Jakarta – Komisi Pemberantasan Korupsi (KPK) tetap mendorong Mahfud MD selaku mantan Menteri Koordinator Bidang Politik, Hukum, dan Keamanan (Menko Polhukam), untuk membuat laporan resmi terkait dugaan korupsi dalam proyek kereta cepat Jakarta-Bandung atau Whoosh. KPK menyatakan akan terbuka dan proaktif dalam menindaklanjuti setiap informasi yang datang dari masyarakat, termasuk data yang dapat menjadi pengayaan penyelidikan.

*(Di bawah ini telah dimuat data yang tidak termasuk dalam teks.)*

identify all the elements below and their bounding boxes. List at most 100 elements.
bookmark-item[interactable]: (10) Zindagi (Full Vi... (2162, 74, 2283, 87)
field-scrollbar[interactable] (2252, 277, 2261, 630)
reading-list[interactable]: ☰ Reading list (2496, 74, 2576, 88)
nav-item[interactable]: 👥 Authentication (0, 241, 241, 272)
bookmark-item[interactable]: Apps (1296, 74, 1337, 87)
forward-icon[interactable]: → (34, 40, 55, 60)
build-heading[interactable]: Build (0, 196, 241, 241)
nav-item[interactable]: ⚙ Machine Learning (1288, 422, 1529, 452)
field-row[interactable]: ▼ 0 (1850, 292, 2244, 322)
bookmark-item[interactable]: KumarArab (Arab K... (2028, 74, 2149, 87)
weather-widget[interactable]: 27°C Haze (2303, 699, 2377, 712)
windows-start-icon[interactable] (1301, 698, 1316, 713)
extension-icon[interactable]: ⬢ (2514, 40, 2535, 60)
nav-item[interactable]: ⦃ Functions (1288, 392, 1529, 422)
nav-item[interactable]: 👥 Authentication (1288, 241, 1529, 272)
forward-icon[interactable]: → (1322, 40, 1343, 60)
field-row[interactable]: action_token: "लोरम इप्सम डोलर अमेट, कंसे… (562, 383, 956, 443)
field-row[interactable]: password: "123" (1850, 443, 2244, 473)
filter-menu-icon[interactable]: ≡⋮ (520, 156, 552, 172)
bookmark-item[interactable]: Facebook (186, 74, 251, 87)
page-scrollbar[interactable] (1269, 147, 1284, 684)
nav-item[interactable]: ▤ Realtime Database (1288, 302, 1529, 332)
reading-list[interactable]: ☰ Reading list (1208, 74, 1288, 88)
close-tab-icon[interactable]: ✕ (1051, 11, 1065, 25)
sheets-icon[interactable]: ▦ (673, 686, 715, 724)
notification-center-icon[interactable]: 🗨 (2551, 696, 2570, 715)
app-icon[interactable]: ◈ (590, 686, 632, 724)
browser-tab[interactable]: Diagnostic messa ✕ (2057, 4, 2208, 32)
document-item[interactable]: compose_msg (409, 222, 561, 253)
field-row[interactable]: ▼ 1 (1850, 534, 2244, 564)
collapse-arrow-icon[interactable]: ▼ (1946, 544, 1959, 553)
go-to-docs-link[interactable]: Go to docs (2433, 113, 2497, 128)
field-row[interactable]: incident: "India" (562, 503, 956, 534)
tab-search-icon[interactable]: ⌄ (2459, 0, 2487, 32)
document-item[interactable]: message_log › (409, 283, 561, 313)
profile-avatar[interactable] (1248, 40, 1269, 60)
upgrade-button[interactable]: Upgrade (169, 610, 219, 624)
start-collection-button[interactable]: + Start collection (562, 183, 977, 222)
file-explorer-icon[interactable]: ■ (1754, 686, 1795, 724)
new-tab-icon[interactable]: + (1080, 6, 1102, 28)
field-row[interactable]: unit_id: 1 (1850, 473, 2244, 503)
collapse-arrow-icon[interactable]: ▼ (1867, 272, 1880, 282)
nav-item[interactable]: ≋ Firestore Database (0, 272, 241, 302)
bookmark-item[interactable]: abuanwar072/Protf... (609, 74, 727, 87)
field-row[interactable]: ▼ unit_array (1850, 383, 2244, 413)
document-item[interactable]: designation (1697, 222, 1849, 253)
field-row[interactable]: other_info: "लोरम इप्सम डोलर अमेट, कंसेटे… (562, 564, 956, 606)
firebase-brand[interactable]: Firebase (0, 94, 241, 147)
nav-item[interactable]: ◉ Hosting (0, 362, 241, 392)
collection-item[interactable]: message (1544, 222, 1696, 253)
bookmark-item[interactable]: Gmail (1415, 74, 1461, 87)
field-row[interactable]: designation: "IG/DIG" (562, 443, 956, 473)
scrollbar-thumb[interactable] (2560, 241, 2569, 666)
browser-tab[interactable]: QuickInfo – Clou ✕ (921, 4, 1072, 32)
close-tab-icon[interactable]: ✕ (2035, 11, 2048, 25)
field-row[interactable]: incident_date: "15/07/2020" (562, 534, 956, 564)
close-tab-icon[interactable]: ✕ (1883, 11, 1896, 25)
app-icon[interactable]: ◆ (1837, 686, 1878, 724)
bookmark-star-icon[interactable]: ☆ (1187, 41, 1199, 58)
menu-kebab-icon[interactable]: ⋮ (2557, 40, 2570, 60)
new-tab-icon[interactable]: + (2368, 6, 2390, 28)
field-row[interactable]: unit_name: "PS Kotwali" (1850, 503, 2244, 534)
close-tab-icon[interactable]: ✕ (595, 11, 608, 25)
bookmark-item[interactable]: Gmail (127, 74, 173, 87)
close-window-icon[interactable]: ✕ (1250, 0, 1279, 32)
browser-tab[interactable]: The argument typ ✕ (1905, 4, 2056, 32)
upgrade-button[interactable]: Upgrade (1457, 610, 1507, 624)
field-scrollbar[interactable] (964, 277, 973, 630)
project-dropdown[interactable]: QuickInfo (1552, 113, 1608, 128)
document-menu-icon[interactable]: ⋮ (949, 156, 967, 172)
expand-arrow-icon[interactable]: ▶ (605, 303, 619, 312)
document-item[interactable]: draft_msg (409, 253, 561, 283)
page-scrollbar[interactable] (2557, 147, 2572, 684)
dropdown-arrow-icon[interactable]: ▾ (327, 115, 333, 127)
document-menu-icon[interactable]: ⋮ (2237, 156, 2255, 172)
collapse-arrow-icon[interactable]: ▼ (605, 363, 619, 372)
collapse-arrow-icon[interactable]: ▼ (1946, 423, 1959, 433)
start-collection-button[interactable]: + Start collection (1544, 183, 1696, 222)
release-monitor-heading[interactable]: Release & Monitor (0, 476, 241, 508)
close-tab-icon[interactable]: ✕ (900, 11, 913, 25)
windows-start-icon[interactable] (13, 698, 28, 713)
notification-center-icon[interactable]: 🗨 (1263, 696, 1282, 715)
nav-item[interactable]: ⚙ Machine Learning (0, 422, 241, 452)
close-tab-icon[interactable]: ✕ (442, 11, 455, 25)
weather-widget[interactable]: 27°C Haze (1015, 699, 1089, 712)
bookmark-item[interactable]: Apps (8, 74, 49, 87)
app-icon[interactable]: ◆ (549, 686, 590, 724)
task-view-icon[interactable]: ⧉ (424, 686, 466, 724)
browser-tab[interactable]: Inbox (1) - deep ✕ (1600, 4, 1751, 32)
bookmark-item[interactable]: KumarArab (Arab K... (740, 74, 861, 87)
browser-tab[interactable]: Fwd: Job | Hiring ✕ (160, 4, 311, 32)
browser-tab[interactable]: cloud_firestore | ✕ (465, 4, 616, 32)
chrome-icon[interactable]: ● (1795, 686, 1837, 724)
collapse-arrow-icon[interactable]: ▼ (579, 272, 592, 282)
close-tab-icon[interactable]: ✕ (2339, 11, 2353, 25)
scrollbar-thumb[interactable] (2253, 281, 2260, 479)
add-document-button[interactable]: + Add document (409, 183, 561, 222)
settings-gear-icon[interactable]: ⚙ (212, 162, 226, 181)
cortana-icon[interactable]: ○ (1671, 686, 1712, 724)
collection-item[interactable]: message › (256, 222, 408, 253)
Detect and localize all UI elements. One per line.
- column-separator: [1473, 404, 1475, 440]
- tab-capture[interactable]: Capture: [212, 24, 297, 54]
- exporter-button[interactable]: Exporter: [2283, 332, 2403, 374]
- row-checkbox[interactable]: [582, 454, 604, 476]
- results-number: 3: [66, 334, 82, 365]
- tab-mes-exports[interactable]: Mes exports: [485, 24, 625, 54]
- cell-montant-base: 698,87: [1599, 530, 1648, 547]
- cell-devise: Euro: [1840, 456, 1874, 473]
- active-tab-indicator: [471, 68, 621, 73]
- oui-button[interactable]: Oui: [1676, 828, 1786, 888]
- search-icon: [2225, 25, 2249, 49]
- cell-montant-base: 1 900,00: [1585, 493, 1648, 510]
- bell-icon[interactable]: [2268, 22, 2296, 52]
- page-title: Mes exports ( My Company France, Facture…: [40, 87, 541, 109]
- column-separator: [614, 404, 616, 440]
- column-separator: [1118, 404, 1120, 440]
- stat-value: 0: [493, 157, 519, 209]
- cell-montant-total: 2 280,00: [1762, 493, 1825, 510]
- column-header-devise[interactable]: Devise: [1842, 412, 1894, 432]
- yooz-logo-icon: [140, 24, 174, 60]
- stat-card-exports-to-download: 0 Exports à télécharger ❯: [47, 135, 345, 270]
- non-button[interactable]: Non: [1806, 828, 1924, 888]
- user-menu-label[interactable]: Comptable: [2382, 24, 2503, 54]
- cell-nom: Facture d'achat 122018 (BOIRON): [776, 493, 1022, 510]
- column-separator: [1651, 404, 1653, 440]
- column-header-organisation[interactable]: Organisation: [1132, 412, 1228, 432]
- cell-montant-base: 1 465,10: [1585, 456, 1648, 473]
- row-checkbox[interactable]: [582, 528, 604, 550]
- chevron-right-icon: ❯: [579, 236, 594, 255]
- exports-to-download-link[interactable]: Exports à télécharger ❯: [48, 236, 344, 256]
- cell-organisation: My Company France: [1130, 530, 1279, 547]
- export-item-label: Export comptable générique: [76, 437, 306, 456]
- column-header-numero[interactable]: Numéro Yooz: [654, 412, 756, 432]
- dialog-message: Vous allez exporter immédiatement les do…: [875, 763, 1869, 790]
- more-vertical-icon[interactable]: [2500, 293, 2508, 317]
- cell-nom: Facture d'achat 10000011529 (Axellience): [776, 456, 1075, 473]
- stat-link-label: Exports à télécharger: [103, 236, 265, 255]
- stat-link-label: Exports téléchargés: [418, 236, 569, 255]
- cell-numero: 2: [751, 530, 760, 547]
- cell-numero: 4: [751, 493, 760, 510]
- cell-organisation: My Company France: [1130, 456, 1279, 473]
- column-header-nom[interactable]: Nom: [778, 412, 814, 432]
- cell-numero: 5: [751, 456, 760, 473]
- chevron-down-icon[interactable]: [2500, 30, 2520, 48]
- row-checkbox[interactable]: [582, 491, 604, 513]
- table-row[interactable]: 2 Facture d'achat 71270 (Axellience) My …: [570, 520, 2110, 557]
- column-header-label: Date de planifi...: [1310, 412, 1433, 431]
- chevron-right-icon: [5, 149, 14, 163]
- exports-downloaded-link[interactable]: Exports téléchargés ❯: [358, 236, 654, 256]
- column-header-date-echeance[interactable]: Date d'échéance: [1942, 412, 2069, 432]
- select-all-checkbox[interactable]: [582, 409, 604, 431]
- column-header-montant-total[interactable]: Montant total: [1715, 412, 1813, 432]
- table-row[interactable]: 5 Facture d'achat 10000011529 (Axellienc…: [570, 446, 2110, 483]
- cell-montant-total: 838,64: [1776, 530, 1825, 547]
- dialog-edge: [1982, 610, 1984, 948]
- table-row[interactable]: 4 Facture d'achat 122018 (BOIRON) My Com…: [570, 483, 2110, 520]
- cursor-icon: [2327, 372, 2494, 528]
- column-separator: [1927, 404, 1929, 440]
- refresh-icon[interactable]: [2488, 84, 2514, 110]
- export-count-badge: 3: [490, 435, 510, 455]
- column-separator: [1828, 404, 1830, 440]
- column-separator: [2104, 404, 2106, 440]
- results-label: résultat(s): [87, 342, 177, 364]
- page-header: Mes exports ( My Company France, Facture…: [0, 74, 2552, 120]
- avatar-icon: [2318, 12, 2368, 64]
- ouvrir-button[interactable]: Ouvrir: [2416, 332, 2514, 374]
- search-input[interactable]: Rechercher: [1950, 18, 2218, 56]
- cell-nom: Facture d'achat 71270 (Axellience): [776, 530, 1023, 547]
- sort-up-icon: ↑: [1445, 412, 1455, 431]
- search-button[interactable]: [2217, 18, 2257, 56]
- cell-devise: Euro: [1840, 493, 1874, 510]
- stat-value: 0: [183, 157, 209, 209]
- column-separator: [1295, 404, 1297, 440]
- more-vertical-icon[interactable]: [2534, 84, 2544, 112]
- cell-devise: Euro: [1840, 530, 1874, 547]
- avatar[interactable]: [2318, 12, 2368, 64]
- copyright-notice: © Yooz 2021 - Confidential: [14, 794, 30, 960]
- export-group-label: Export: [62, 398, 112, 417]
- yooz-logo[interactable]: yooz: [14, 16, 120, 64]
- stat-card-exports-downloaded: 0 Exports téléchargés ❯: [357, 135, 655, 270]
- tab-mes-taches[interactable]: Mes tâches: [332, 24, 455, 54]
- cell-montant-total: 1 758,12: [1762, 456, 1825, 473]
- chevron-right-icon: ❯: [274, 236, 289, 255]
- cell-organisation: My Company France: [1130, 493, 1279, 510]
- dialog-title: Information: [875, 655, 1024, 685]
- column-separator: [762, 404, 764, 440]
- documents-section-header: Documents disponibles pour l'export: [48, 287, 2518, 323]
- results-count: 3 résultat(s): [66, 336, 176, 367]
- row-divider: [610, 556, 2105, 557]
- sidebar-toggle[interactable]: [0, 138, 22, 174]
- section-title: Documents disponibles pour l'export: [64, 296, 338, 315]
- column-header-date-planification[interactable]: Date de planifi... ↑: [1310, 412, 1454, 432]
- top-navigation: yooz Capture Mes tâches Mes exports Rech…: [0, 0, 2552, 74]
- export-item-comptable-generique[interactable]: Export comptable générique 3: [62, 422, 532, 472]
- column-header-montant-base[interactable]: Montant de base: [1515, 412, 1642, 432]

Mahfud MD mengungkapkan adanya dugaan mark up anggaran proyek Whoosh, di mana biaya per kilometer kereta tercatat sebesar 52 juta dolar AS di Indonesia, padahal di China hanya sekitar 17-18 juta dolar AS. Ia mempertanyakan siapa yang menaikkan anggaran tersebut dan meminta penyelidikan mendalam terhadap dugaan korupsi ini.
KPK telah mengimbau Mahfud untuk membuat laporan resmi, namun Mahfud merasa langkah itu kurang tepat karena menurut hukum pidana aparat penegak hukum seharusnya langsung menyelidiki dugaan tindak pidana tanpa harus menunggu laporan terlebih dahulu. Meski begitu, KPK tetap menegaskan akan menangani laporan dan aduan masyarakat dengan serius dan transparan.